Signaler les dégâts de blaireau

RÉGLEMENTATION

 

La CDAAS a organisé, jeudi 10 novembre, une réunion consacrée à l’implication du blaireau dans la transmission de la tuberculose bovine.

 

Signaler les dégâts de blaireau

 

L’implication de la faune sauvage dans la propagation de la tuberculose bovine est bel et bien avérée et les questions affluent sur le sujet. De ce constat est née l’idée de consacrer une après-midi à l’espèce sauvage la plus incriminée dans l’affaire, le blaireau. La CDAAS a ainsi organisé, pour la première fois, cette réunion le jeudi 10 novembre au Centre départemental de la chasse et de la nature à Saint-Pardoux-le-Lac. Une vingtaine d’éleveurs, le nombre maximum autorisé, a répondu à l’appel, preuve de l’intérêt pour le sujet.

 


Un partenariat avec la Fédération Départementale de Chasse de Haute-Vienne et la CDAAS a permis l'organisation de l'après-midi au Centre départemental de la chasse et de la nature à Saint-Pardoux-le-Lac.

(Ph. CDAAS)

 

Dans 70 % des cas, une vache tuberculeuse a été contaminée par une autre vache. C’est un fait. Toutefois, la tuberculose bovine est une maladie sournoise, il convient alors de ne pas sous-estimer les autres causes. La faune sauvage joue bien un rôle dans la propagation de la mycobactérie. Ainsi le département de la Haute-Vienne fait l’objet d’une surveillance accrue (il est classé en niveau 3 de surveillance Sylvatub*, le niveau le plus élevé), a présenté Guillaume Richignac, technicien à la DDETSPP 87. En 2022, 110 blaireaux ont été surveillés dont 35 ont été récupérés en bord de route. Classée espèce chassable, les autres sont collectés par vénerie sous terre ou à tir durant les périodes de chasse. Les chasseurs ont donc un rôle prépondérant dans la surveillance du blaireau. Les éleveurs aussi puisqu’ils sont en contact direct avec les dégâts occasionnés par les blaireaux. « Il faut donc nous le faire remonter ! », insiste Guillaume Richignac.

 

Une interdiction possible de la vénerie sous terre

Il est d’autant plus important de signaler les dégâts que « le Sénat examine une proposition d’interdiction de la vénerie sous terre », alerte Philippe Goursaud, agent à l’OFB. « Cette interdiction nous couperait de 95 % de la régulation sur cette espèce.
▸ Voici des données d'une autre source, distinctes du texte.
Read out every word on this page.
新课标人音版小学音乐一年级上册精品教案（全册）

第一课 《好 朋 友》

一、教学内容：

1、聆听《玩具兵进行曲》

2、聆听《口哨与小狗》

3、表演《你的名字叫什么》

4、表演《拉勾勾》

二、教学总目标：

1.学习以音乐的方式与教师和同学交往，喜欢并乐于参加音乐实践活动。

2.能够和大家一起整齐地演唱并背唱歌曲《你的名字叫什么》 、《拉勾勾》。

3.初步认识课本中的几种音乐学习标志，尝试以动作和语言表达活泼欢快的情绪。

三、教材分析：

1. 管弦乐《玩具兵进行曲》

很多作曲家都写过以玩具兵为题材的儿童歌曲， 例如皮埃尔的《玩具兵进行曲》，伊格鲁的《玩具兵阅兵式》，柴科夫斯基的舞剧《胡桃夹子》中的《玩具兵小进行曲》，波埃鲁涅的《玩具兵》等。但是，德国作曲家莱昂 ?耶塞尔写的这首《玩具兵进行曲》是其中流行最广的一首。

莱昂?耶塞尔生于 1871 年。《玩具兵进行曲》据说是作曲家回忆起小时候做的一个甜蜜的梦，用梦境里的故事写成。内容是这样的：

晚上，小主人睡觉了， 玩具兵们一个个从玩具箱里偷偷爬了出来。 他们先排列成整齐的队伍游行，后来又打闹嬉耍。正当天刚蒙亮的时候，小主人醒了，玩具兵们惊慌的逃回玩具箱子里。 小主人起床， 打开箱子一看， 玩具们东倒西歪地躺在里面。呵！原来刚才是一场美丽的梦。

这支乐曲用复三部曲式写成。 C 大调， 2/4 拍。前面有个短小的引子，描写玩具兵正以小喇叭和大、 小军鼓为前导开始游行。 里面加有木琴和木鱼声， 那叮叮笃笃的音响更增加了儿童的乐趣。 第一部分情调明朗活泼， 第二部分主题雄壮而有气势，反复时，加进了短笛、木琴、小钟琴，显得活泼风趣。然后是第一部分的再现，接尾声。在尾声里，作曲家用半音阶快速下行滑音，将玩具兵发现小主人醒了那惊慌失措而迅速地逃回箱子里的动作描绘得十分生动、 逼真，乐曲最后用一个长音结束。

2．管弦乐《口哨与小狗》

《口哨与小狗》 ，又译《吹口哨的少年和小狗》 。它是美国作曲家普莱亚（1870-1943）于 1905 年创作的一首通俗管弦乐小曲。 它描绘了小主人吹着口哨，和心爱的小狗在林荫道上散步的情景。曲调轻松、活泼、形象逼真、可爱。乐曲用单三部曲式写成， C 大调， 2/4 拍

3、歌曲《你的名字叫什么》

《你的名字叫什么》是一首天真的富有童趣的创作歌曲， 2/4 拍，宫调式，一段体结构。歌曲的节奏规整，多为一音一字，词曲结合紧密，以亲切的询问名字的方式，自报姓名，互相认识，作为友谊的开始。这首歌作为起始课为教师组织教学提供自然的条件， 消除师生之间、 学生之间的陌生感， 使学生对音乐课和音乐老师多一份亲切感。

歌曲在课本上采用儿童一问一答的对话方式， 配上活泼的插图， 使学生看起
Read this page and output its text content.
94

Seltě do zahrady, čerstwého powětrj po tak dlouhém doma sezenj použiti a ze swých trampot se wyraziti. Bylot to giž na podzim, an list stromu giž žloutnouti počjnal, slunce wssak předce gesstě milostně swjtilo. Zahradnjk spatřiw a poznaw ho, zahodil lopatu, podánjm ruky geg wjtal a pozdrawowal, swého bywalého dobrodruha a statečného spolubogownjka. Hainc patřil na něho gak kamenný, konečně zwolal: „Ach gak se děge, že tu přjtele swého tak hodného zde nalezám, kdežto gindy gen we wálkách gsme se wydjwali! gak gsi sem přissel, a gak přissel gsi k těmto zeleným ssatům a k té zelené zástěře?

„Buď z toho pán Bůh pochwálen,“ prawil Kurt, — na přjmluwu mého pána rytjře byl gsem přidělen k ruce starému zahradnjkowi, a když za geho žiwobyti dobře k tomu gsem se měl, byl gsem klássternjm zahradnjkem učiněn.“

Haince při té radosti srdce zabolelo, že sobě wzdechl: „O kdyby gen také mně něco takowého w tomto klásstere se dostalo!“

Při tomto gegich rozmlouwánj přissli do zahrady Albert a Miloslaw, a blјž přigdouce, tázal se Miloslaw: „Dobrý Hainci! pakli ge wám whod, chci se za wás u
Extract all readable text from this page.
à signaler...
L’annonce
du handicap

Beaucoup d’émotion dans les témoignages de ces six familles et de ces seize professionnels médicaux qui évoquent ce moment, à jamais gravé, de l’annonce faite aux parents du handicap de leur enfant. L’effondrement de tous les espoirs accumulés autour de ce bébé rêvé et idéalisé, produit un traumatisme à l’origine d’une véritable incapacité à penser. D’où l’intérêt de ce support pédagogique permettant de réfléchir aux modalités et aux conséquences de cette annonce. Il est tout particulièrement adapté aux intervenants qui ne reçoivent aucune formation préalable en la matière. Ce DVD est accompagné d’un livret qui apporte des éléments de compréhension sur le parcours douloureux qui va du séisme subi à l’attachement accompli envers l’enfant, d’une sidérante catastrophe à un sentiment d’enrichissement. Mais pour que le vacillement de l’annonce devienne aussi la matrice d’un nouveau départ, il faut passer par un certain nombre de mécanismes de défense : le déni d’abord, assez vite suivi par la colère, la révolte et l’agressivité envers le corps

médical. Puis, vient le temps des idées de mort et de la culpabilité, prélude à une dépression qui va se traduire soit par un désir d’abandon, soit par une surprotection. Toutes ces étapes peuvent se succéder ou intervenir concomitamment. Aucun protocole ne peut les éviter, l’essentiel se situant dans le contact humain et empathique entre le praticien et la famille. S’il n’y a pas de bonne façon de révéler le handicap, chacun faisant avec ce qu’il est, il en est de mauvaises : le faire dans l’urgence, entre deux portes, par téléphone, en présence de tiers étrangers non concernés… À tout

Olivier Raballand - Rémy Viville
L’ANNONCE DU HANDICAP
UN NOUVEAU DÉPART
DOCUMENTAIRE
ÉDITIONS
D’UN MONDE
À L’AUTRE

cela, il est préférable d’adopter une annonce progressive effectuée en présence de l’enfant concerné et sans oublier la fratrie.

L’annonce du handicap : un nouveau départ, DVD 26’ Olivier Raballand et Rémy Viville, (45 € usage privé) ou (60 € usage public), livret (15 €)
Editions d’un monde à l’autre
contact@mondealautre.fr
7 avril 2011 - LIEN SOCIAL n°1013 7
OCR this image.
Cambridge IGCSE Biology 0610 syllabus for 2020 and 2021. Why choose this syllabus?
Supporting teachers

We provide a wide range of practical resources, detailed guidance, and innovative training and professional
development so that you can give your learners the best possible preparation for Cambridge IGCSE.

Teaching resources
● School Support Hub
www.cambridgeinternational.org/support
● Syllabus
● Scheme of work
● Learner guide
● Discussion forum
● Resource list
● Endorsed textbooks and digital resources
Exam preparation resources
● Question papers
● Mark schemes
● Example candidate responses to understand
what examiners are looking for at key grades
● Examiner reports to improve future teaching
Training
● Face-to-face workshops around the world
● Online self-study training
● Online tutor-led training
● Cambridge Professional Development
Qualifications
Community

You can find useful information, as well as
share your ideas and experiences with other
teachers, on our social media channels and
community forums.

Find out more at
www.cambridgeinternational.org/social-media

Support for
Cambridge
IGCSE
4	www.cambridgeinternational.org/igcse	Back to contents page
Il va falloir se bouger ! », ajoute-t-il d’un ton inquiet. « On doit pouvoir justifier d’un certain nombre de dommages pour conserver le classement de l’espèce », explique Guillaume Richignac de la DDETSPP 87. « Sur le département, nous avons 12 déclarations de dégâts ce qui représente 1 167 €. Il faudrait que l’on soit à 10 000 € », précise Guillaume Richignac. « Mais je ne savais pas qu’il fallait signaler les dégâts ! », renchérit un éleveur. « Et pourquoi la Chambre n’est pas là aujourd’hui ? », lance un deuxième. Tout éleveur ayant un dégât de blaireau sur son exploitation peut le signaler sur le site de la Fédération des chasseurs de Haute-Vienne.

 


Griffures de blaireau sur un tronc à proximité du Centre départemental de la chasse et de la nature.

(Ph. Sandra Driollet)

 

Pour le signaler, encore faut-il reconnaître l’acte de cet animal nocturne. Il est en premier lieu possible de reconnaître des terriers à proximité. Une « gouttière » à l’entrée du terrier avec de nombreuses gueules est très caractéristique du blaireau. On peut également discerner l’œuvre du blaireau sur les maïs lorsque l’épi est effiloché par ses grandes griffes et non explosé ce qui serait l’acte d’un sanglier. Charognard, le blaireau a également tendance à manger les animaux au vêlage comme le rapporte une éleveuse de Bessines-sur-Gartempe.

 


Une « gouttière » à l’entrée du terrier caractéristique du blaireau.

(Ph. CDAAS)

 

*dispositif national de surveillance de la tuberculose bovine dans la faune sauvage non captiv.